- Directed by: Ranjan Pramod
- Written by: Ranjan Pramod
- Produced by: Houli Pottoor
- Starring: Mohanlal Neethu Master Mani Biju Menon
- Cinematography: Alagappan N.
- Edited by: Jyothy
- Music by: Johnson
- Production company: Dream Team Productions
- Distributed by: Dream Team Release
- Release date: 21 October 2006;
- Running time: 147 minutes
- Country: India
- Language: Malayalam

= Photographer (2006 film) =

Photographer is a 2006 Indian Malayalam-language drama film written and directed by Ranjan Pramod. Starring Mohanlal, Neethu, Master Mani and Biju Menon in lead roles. The film is loosely based on the Muthanga incident of 2003, in which a policeman and a tribal were killed. Mohanlal plays dual roles as a wildlife photographer and a farmer. The soundtrack was composed by Johnson.
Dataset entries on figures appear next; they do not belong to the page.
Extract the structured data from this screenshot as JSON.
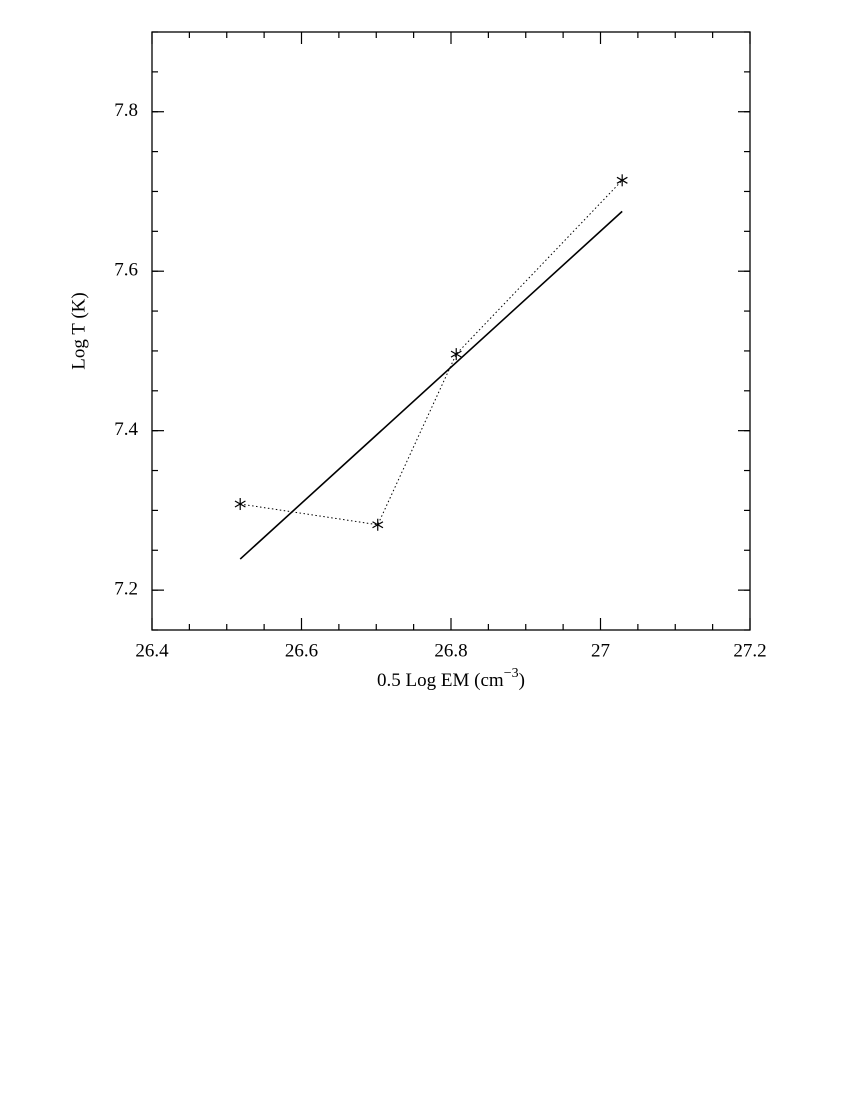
{
  "chart_data": {
    "type": "line",
    "xlabel": {
      "text": "0.5 Log EM (cm",
      "sup": "−3",
      "tail": ")"
    },
    "ylabel": "Log T (K)",
    "xlim": [
      26.4,
      27.2
    ],
    "xticks": [
      26.4,
      26.6,
      26.8,
      27,
      27.2
    ],
    "ylim": [
      7.15,
      7.9
    ],
    "yticks": [
      7.2,
      7.4,
      7.6,
      7.8
    ],
    "series": [
      {
        "color": "#000000",
        "style": "dotted",
        "marker": "asterisk",
        "x": [
          26.518,
          26.702,
          26.807,
          27.029
        ],
        "values": [
          7.308,
          7.282,
          7.496,
          7.714
        ]
      },
      {
        "color": "#000000",
        "style": "solid",
        "x": [
          26.518,
          27.029
        ],
        "values": [
          7.239,
          7.675
        ]
      }
    ]
  }
}
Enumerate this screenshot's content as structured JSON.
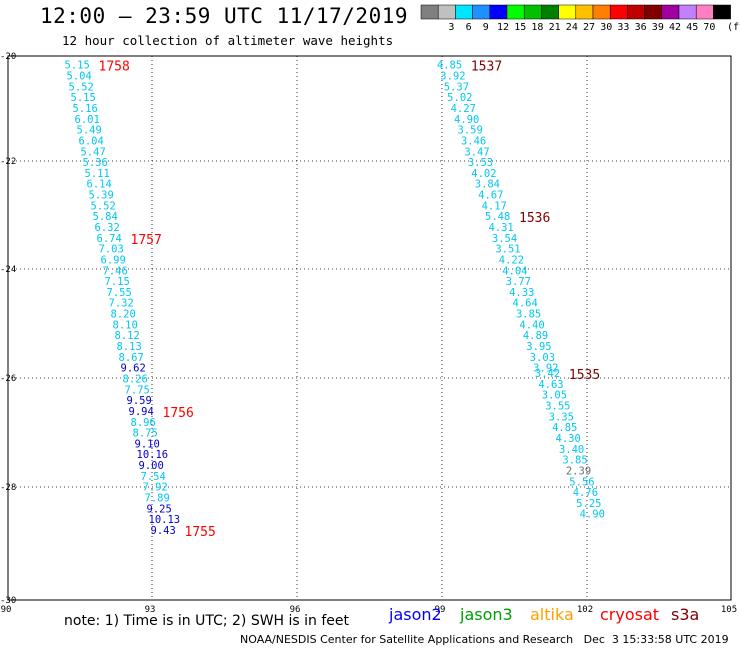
{
  "header": {
    "title": "12:00 – 23:59 UTC 11/17/2019",
    "subtitle": "12 hour collection of altimeter wave heights"
  },
  "color_scale": {
    "unit": "(ft)",
    "bins": [
      {
        "label": "",
        "color": "#808080"
      },
      {
        "label": "3",
        "color": "#c0c0c0"
      },
      {
        "label": "6",
        "color": "#00e5ff"
      },
      {
        "label": "9",
        "color": "#1e90ff"
      },
      {
        "label": "12",
        "color": "#0000ff"
      },
      {
        "label": "15",
        "color": "#00ff00"
      },
      {
        "label": "18",
        "color": "#00c000"
      },
      {
        "label": "21",
        "color": "#008000"
      },
      {
        "label": "24",
        "color": "#ffff00"
      },
      {
        "label": "27",
        "color": "#ffc000"
      },
      {
        "label": "30",
        "color": "#ff8000"
      },
      {
        "label": "33",
        "color": "#ff0000"
      },
      {
        "label": "36",
        "color": "#c00000"
      },
      {
        "label": "39",
        "color": "#800000"
      },
      {
        "label": "42",
        "color": "#a000a0"
      },
      {
        "label": "45",
        "color": "#c080ff"
      },
      {
        "label": "70",
        "color": "#ff80c0"
      },
      {
        "label": "",
        "color": "#000000"
      }
    ]
  },
  "map": {
    "lon_ticks": [
      "90",
      "93",
      "96",
      "99",
      "102",
      "105"
    ],
    "lat_ticks": [
      "-20",
      "-22",
      "-24",
      "-26",
      "-28",
      "-30"
    ],
    "colors": {
      "cyan": "#00c8f0",
      "blue": "#0000cc",
      "gray": "#707070",
      "red": "#ff0000",
      "darkred": "#800000",
      "black": "#000000"
    },
    "track_west": [
      {
        "v": "5.15",
        "c": "cyan",
        "lat": -20.05
      },
      {
        "v": "5.04",
        "c": "cyan",
        "lat": -20.25
      },
      {
        "v": "5.52",
        "c": "cyan",
        "lat": -20.45
      },
      {
        "v": "5.15",
        "c": "cyan",
        "lat": -20.65
      },
      {
        "v": "5.16",
        "c": "cyan",
        "lat": -20.85
      },
      {
        "v": "6.01",
        "c": "cyan",
        "lat": -21.05
      },
      {
        "v": "5.49",
        "c": "cyan",
        "lat": -21.25
      },
      {
        "v": "6.04",
        "c": "cyan",
        "lat": -21.45
      },
      {
        "v": "5.47",
        "c": "cyan",
        "lat": -21.65
      },
      {
        "v": "5.36",
        "c": "cyan",
        "lat": -21.85
      },
      {
        "v": "5.11",
        "c": "cyan",
        "lat": -22.05
      },
      {
        "v": "6.14",
        "c": "cyan",
        "lat": -22.25
      },
      {
        "v": "5.39",
        "c": "cyan",
        "lat": -22.45
      },
      {
        "v": "5.52",
        "c": "cyan",
        "lat": -22.65
      },
      {
        "v": "5.84",
        "c": "cyan",
        "lat": -22.85
      },
      {
        "v": "6.32",
        "c": "cyan",
        "lat": -23.05
      },
      {
        "v": "6.74",
        "c": "cyan",
        "lat": -23.25
      },
      {
        "v": "7.03",
        "c": "cyan",
        "lat": -23.45
      },
      {
        "v": "6.99",
        "c": "cyan",
        "lat": -23.65
      },
      {
        "v": "7.46",
        "c": "cyan",
        "lat": -23.85
      },
      {
        "v": "7.15",
        "c": "cyan",
        "lat": -24.05
      },
      {
        "v": "7.55",
        "c": "cyan",
        "lat": -24.25
      },
      {
        "v": "7.32",
        "c": "cyan",
        "lat": -24.45
      },
      {
        "v": "8.20",
        "c": "cyan",
        "lat": -24.65
      },
      {
        "v": "8.10",
        "c": "cyan",
        "lat": -24.85
      },
      {
        "v": "8.12",
        "c": "cyan",
        "lat": -25.05
      },
      {
        "v": "8.13",
        "c": "cyan",
        "lat": -25.25
      },
      {
        "v": "8.67",
        "c": "cyan",
        "lat": -25.45
      },
      {
        "v": "9.62",
        "c": "blue",
        "lat": -25.65
      },
      {
        "v": "8.26",
        "c": "cyan",
        "lat": -25.85
      },
      {
        "v": "7.75",
        "c": "cyan",
        "lat": -26.05
      },
      {
        "v": "9.59",
        "c": "blue",
        "lat": -26.25
      },
      {
        "v": "9.94",
        "c": "blue",
        "lat": -26.45
      },
      {
        "v": "8.96",
        "c": "cyan",
        "lat": -26.65
      },
      {
        "v": "8.75",
        "c": "cyan",
        "lat": -26.85
      },
      {
        "v": "9.10",
        "c": "blue",
        "lat": -27.05
      },
      {
        "v": "10.16",
        "c": "blue",
        "lat": -27.25
      },
      {
        "v": "9.00",
        "c": "blue",
        "lat": -27.45
      },
      {
        "v": "7.54",
        "c": "cyan",
        "lat": -27.65
      },
      {
        "v": "7.92",
        "c": "cyan",
        "lat": -27.85
      },
      {
        "v": "7.89",
        "c": "cyan",
        "lat": -28.05
      },
      {
        "v": "9.25",
        "c": "blue",
        "lat": -28.25
      },
      {
        "v": "10.13",
        "c": "blue",
        "lat": -28.45
      },
      {
        "v": "9.43",
        "c": "blue",
        "lat": -28.65
      }
    ],
    "track_east": [
      {
        "v": "4.85",
        "c": "cyan",
        "lat": -20.05
      },
      {
        "v": "3.92",
        "c": "cyan",
        "lat": -20.25
      },
      {
        "v": "5.37",
        "c": "cyan",
        "lat": -20.45
      },
      {
        "v": "5.02",
        "c": "cyan",
        "lat": -20.65
      },
      {
        "v": "4.27",
        "c": "cyan",
        "lat": -20.85
      },
      {
        "v": "4.90",
        "c": "cyan",
        "lat": -21.05
      },
      {
        "v": "3.59",
        "c": "cyan",
        "lat": -21.25
      },
      {
        "v": "3.46",
        "c": "cyan",
        "lat": -21.45
      },
      {
        "v": "3.47",
        "c": "cyan",
        "lat": -21.65
      },
      {
        "v": "3.53",
        "c": "cyan",
        "lat": -21.85
      },
      {
        "v": "4.02",
        "c": "cyan",
        "lat": -22.05
      },
      {
        "v": "3.84",
        "c": "cyan",
        "lat": -22.25
      },
      {
        "v": "4.67",
        "c": "cyan",
        "lat": -22.45
      },
      {
        "v": "4.17",
        "c": "cyan",
        "lat": -22.65
      },
      {
        "v": "5.48",
        "c": "cyan",
        "lat": -22.85
      },
      {
        "v": "4.31",
        "c": "cyan",
        "lat": -23.05
      },
      {
        "v": "3.54",
        "c": "cyan",
        "lat": -23.25
      },
      {
        "v": "3.51",
        "c": "cyan",
        "lat": -23.45
      },
      {
        "v": "4.22",
        "c": "cyan",
        "lat": -23.65
      },
      {
        "v": "4.04",
        "c": "cyan",
        "lat": -23.85
      },
      {
        "v": "3.77",
        "c": "cyan",
        "lat": -24.05
      },
      {
        "v": "4.33",
        "c": "cyan",
        "lat": -24.25
      },
      {
        "v": "4.64",
        "c": "cyan",
        "lat": -24.45
      },
      {
        "v": "3.85",
        "c": "cyan",
        "lat": -24.65
      },
      {
        "v": "4.40",
        "c": "cyan",
        "lat": -24.85
      },
      {
        "v": "4.89",
        "c": "cyan",
        "lat": -25.05
      },
      {
        "v": "3.95",
        "c": "cyan",
        "lat": -25.25
      },
      {
        "v": "3.03",
        "c": "cyan",
        "lat": -25.45
      },
      {
        "v": "3.92",
        "c": "cyan",
        "lat": -25.65
      },
      {
        "v": "3.42",
        "c": "cyan",
        "lat": -25.75
      },
      {
        "v": "4.63",
        "c": "cyan",
        "lat": -25.95
      },
      {
        "v": "3.05",
        "c": "cyan",
        "lat": -26.15
      },
      {
        "v": "3.55",
        "c": "cyan",
        "lat": -26.35
      },
      {
        "v": "3.35",
        "c": "cyan",
        "lat": -26.55
      },
      {
        "v": "4.85",
        "c": "cyan",
        "lat": -26.75
      },
      {
        "v": "4.30",
        "c": "cyan",
        "lat": -26.95
      },
      {
        "v": "3.40",
        "c": "cyan",
        "lat": -27.15
      },
      {
        "v": "3.85",
        "c": "cyan",
        "lat": -27.35
      },
      {
        "v": "2.39",
        "c": "gray",
        "lat": -27.55
      },
      {
        "v": "5.56",
        "c": "cyan",
        "lat": -27.75
      },
      {
        "v": "4.76",
        "c": "cyan",
        "lat": -27.95
      },
      {
        "v": "5.25",
        "c": "cyan",
        "lat": -28.15
      },
      {
        "v": "4.90",
        "c": "cyan",
        "lat": -28.35
      }
    ],
    "time_labels": [
      {
        "v": "1758",
        "c": "red",
        "track": "west",
        "lat": -20.05
      },
      {
        "v": "1757",
        "c": "red",
        "track": "west",
        "lat": -23.25
      },
      {
        "v": "1756",
        "c": "red",
        "track": "west",
        "lat": -26.45
      },
      {
        "v": "1755",
        "c": "red",
        "track": "west",
        "lat": -28.65
      },
      {
        "v": "1537",
        "c": "darkred",
        "track": "east",
        "lat": -20.05
      },
      {
        "v": "1536",
        "c": "darkred",
        "track": "east",
        "lat": -22.85
      },
      {
        "v": "1535",
        "c": "darkred",
        "track": "east",
        "lat": -25.75
      }
    ]
  },
  "footer": {
    "note": "note: 1) Time is in UTC; 2) SWH is in feet",
    "legend": [
      {
        "label": "jason2",
        "color": "#0000ff"
      },
      {
        "label": "jason3",
        "color": "#00a000"
      },
      {
        "label": "altika",
        "color": "#ffa000"
      },
      {
        "label": "cryosat",
        "color": "#ff0000"
      },
      {
        "label": "s3a",
        "color": "#800000"
      }
    ],
    "credit": "NOAA/NESDIS Center for Satellite Applications and Research   Dec  3 15:33:58 UTC 2019"
  }
}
The film marks the directorial debut of screenwriter Pramod and the debut of Kannada actress Neethu in Malayalam cinema, as well as the comeback of composer Johnson after a sabbatical. Photographer was released on 21 October 2006 on the occasion of Diwali. Mani, who played the role of a tribal boy won the Kerala State Film Award for Best Child Artist. Johnson won the Mathrubhumi Film Award for Best Music Director for the soundtrack and Mullasserry Raju Music Award for the song "Enthe Kannanu".

==Production==
The film is loosely based on the Muthanga incident of 2003, in which a policeman and a tribal were killed. The film marks the directorial debut of screenwriter Ranjan Pramod. Filming began in July 2006. The film was also the debut of Kannada actress Neethu in Malayalam cinema, as well as the comeback of composer Johnson after a sabbatical. Mani, a real tribal boy played, a tribal character in the film.

==Soundtrack==
The original songs featured in the film was composed by Johnson, with lyrics by Kaithapram Damodaran. Soundtrack album was released by the label Satyam Audios.

Photographer
| No. | Title | Singer(s) | Length |
|---|---|---|---|
| 1. | "Enthe Kannanu" (Version 1) | K. J. Yesudas | 4:45 |
| 2. | "Pulchadi" | Vaisali | 3:44 |
| 3. | "Chandrika Raavil" | Vijeesh Goplal, Gayatri Asokan | 4:47 |
| 4. | "Vasantharaavil" | Sujatha Mohan | 4:55 |
| 5. | "Poopuzhayil" | Vijay Yesudas | 4:30 |
| 6. | "Kadlolam" | K. S. Chithra | 4:56 |
| 7. | "Enthe Kannanu" (Version 2) | Manjari | 4:45 |

==Release==
Photographer was released in theatres on 24 October 2006.

==Awards==
Master Mani won the Kerala State Film Award for Best Child Artist. Johnson won the Mathrubhumi Film Award for Best Music Director for the soundtrack and the Mullasserry Raju Music Award for the song "Enthe Kannanu".